Speaking through Jeremiah, the Lord asks, “What wrong did your ancestors find in me that they went far from me, and went after worthless things, and became worthless themselves?” (Jer. 2:5). Rulers, prophets, and people have “changed their glory for something that does not profit” (Jer. 2:11). “My people have committed two evils; they have forsaken me, the fountain of living water, and dug out cisterns for themselves, cracked cisterns that can hold no water” (Jer. 2:13). Without the living water of God, the source of all being, humans wither and die — the slow demise of the living dead. All is vanity and chasing after the wind.
And what happens to human thinking and feeling? The stranger becomes a threat and an enemy. Prisoners always deserve their suffering. Torture is an instrument of justice. Marriage and family are a household of conflict in which everyone is defiled and abused. Money is not only an economic instrument, but an object of love and obsessive longing. Without the life of one’s own being, which is also the Life of All Being, any sense of communion and compassion evaporate. At best, people learn to tolerate each other and live by corporate cease-fire. But this is a cold life of endless death, without warmth, and without love (Heb. 13).
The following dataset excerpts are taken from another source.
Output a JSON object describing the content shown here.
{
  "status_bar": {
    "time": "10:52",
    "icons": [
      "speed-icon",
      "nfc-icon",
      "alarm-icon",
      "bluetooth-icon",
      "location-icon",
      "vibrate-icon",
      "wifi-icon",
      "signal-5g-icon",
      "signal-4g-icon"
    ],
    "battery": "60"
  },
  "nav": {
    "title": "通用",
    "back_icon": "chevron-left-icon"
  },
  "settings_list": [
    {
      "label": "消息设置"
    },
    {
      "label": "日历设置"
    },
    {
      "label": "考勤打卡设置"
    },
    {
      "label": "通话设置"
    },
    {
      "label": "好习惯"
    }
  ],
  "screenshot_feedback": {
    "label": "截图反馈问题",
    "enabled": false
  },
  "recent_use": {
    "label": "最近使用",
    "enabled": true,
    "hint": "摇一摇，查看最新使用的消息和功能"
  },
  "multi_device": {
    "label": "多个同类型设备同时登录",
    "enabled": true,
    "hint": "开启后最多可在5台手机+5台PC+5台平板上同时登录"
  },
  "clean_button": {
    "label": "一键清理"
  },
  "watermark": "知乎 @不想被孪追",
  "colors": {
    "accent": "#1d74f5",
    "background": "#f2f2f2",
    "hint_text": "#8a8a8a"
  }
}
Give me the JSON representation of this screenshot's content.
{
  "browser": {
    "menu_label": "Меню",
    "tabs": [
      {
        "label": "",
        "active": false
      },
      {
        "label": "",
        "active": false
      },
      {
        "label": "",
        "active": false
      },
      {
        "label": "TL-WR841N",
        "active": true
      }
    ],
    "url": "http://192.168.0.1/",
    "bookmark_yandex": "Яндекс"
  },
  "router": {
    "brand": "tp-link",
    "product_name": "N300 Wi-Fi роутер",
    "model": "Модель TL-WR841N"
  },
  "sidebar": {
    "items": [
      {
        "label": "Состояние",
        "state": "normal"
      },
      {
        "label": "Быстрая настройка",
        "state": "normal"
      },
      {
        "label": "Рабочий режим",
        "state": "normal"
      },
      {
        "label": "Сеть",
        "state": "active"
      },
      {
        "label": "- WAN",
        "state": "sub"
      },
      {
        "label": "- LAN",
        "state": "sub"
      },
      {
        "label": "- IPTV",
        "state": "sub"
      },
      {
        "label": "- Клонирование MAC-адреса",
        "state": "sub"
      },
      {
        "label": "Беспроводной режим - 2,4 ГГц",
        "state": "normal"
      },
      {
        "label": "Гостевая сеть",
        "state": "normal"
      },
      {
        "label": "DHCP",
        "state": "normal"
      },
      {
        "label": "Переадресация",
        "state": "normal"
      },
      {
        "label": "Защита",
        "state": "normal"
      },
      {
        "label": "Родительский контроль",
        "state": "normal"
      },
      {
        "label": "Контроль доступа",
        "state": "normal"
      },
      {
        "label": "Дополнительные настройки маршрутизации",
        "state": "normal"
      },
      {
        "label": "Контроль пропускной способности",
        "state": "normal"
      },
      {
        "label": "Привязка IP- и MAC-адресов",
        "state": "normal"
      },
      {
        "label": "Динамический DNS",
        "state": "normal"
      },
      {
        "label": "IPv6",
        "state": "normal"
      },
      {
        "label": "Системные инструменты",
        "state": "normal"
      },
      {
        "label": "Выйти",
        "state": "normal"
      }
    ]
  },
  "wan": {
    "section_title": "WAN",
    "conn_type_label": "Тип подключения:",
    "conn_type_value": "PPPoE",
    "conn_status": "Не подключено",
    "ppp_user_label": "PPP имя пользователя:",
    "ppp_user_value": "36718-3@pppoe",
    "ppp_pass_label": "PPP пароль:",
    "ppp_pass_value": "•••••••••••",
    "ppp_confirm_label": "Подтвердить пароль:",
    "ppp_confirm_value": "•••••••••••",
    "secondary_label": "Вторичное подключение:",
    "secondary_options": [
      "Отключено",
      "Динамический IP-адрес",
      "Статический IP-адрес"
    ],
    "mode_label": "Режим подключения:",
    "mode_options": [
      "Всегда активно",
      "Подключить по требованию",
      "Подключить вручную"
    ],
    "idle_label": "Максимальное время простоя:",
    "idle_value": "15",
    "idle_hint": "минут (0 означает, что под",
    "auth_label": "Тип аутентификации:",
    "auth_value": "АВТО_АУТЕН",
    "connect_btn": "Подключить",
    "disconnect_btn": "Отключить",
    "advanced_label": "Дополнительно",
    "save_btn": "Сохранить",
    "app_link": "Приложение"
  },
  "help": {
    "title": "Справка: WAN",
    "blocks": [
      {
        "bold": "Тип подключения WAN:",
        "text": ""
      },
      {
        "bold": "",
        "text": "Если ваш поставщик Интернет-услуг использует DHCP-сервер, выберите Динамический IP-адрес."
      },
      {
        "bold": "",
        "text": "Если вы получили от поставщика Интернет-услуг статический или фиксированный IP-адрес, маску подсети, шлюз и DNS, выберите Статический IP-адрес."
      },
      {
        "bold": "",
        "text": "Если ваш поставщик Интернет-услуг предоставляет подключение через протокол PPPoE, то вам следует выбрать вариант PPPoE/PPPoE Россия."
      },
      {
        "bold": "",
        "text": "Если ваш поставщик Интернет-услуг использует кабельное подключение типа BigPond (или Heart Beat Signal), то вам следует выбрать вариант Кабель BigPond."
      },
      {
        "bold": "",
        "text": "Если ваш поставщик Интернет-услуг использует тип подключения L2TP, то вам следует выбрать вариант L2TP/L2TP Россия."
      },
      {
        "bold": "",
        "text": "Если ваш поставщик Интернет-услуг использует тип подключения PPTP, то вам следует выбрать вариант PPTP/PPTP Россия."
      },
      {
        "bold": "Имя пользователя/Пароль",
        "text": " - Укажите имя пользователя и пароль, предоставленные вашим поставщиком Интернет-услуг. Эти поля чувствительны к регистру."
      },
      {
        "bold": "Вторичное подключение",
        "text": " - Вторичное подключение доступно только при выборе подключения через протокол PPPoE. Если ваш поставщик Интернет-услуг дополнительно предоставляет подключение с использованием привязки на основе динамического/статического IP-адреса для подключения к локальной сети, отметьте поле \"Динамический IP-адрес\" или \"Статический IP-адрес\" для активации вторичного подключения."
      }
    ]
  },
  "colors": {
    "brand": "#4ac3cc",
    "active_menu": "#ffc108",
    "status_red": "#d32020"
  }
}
Addressing the church at Ephesus, St. Paul writes, “Be strong in the Lord and in the strength of his might. Put on the whole armor of God that you may be able to stand against the wiles of the devil” (Eph. 6:11). Perhaps nothing arms us so strongly as proper humility before Almighty God, the source of all life and love. God invites us to a heavenly banquet, but we do well to sit down at the lowest place, so that, as God wills, we may be invited higher, even, to heavenly places (Luke 14:10).
To be humble is to sense and know one’s need, the depths of which can only be reached by divine love and mercy. Humbled before God and open to God in Christ, we receive through the Holy Spirit “grace upon grace,” “the unsearchable riches of God,” “all the fullness of God” (John 1:16; Eph. 3:8, Eph. 3:19). In sending his Son, the Father holds nothing back. The gift of the Holy Spirit is our participation in the whole triune God. Thus, humbled before God, we have all the riches of God and may give voice to every creature under heaven in endless and boundless praise.
God is love. God is boundless, endless love, forever and ever, and to the ages of ages.
Look It Up: Ps. 81:1
Think About It: Humility is a gateway to joy and love.